Preparation time: 10 minutes
Cooking time: 15-20 minutes
- 1 tbsp grated ginger
- 2-3 green chillies
- 1/2 a lemon, squeezed ( 1 tbsp lemon juice
- 2 tsp black pepper
- 1 tsp cumin seeds
- 2 inch piece cinnamon
- about 2 tsp roasted cumin powder (see note above)
- 2-3 bay leaves
- 2-3 cloves garlic
- 1/4 cup coriander/cilantro leaves, finely chopped
- 1 1/4 cup black tea ( I used TyPhoo tea bags and boiled the 1 1/4 cup water and steeped the tea bag for 3 minutes in it. If buying tea just for this dish seems a lot just use water.)
- 2 roma tomatoes, finely chopped
- 1/4 cup onion, chopped (plus extra for garnishing)
- 2 cans canned chickpeas/ garbanzo beans, drained and washed
- 2-3 tbsp vegetable oil
- 1 tsp garam masala
- In a kadhai or a big enough saucepan, heat the oil. Add in the cinnamon, bay leaves and cumin seeds. Cook for a few seconds till you start getting the fragrance.
- Add in the ginger, garlic and green chillies. Saute for a few seconds.
- Add in the onions and cook till light brown.
- Add in the chopped tomatoes and cook for another few minutes, till you see the oil separating.
- Now put in the chickpeas and the tea steeped water. Add in the salt, roasted cumin powder, garam masala, black pepper and let simmer uncovered on low heat for about 10 minutes, stirring gently now and then. Since we are using canned chickpeas they just need a few minutes to absorb the different spices. If you are using uncooked chickpeas, when boiling or pressure cooking them, I would suggest adding the tea bag to the water. You will achieve the perfect “Punjabi” color for your chickpeas.
- Add in the lemon juice and adjust seasoning. Mix in the chopped cilantro leaves.

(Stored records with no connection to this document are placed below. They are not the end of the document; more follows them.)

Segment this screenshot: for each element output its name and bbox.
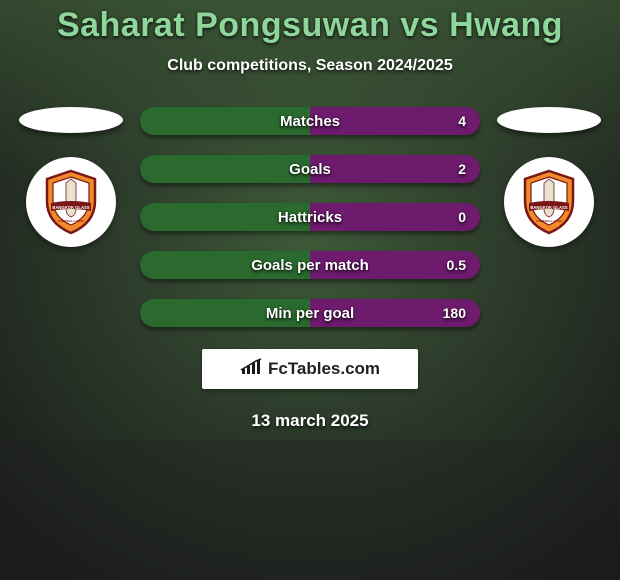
stat-label: Matches: [280, 113, 340, 130]
stat-right-value: 4: [458, 113, 466, 129]
stat-right-value: 180: [443, 305, 466, 321]
player-right-avatar-placeholder: [497, 107, 601, 133]
svg-text:BANGKOK GLASS: BANGKOK GLASS: [530, 205, 567, 210]
stat-row: Min per goal 180: [140, 299, 480, 327]
svg-text:BANGKOK GLASS: BANGKOK GLASS: [52, 205, 89, 210]
comparison-row: BANGKOK GLASS FOOTBALL CLUB Matches 4 Go…: [0, 107, 620, 327]
page-title: Saharat Pongsuwan vs Hwang: [57, 6, 563, 45]
stat-label: Goals: [289, 161, 331, 178]
stat-right-value: 0: [458, 209, 466, 225]
player-left-avatar-placeholder: [19, 107, 123, 133]
player-right-column: BANGKOK GLASS FOOTBALL CLUB: [494, 107, 604, 247]
brand-badge[interactable]: FcTables.com: [202, 349, 418, 389]
player-left-club-crest: BANGKOK GLASS FOOTBALL CLUB: [26, 157, 116, 247]
svg-text:FOOTBALL CLUB: FOOTBALL CLUB: [58, 219, 84, 223]
club-crest-icon: BANGKOK GLASS FOOTBALL CLUB: [521, 169, 577, 235]
svg-text:FOOTBALL CLUB: FOOTBALL CLUB: [536, 219, 562, 223]
date-label: 13 march 2025: [251, 411, 368, 431]
stat-label: Min per goal: [266, 305, 354, 322]
stat-label: Goals per match: [251, 257, 369, 274]
subtitle: Club competitions, Season 2024/2025: [167, 57, 452, 75]
stat-right-value: 0.5: [447, 257, 466, 273]
stat-row: Goals per match 0.5: [140, 251, 480, 279]
stat-row: Matches 4: [140, 107, 480, 135]
club-crest-icon: BANGKOK GLASS FOOTBALL CLUB: [43, 169, 99, 235]
stat-row: Hattricks 0: [140, 203, 480, 231]
stats-pills: Matches 4 Goals 2 Hattricks 0 Goals per …: [140, 107, 480, 327]
stat-row: Goals 2: [140, 155, 480, 183]
chart-icon: [240, 358, 262, 381]
stat-right-value: 2: [458, 161, 466, 177]
stat-label: Hattricks: [278, 209, 342, 226]
player-left-column: BANGKOK GLASS FOOTBALL CLUB: [16, 107, 126, 247]
brand-text: FcTables.com: [268, 359, 380, 379]
player-right-club-crest: BANGKOK GLASS FOOTBALL CLUB: [504, 157, 594, 247]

- Garnish with lemon and chopped onions.
- Serve with any flat bread of choice- pita, naan, roti, poori, bhatura or my personal recommendation 10-15 second microwaved sourdough bread slices. Just microwaving for 10-15 seconds, makes the sourdough soft, giving it the same texture as a kulcha and since the sourdough has that tangy flavour to it, it fits as a perfect substitute for kulcha, a perfect complement to the channa masala.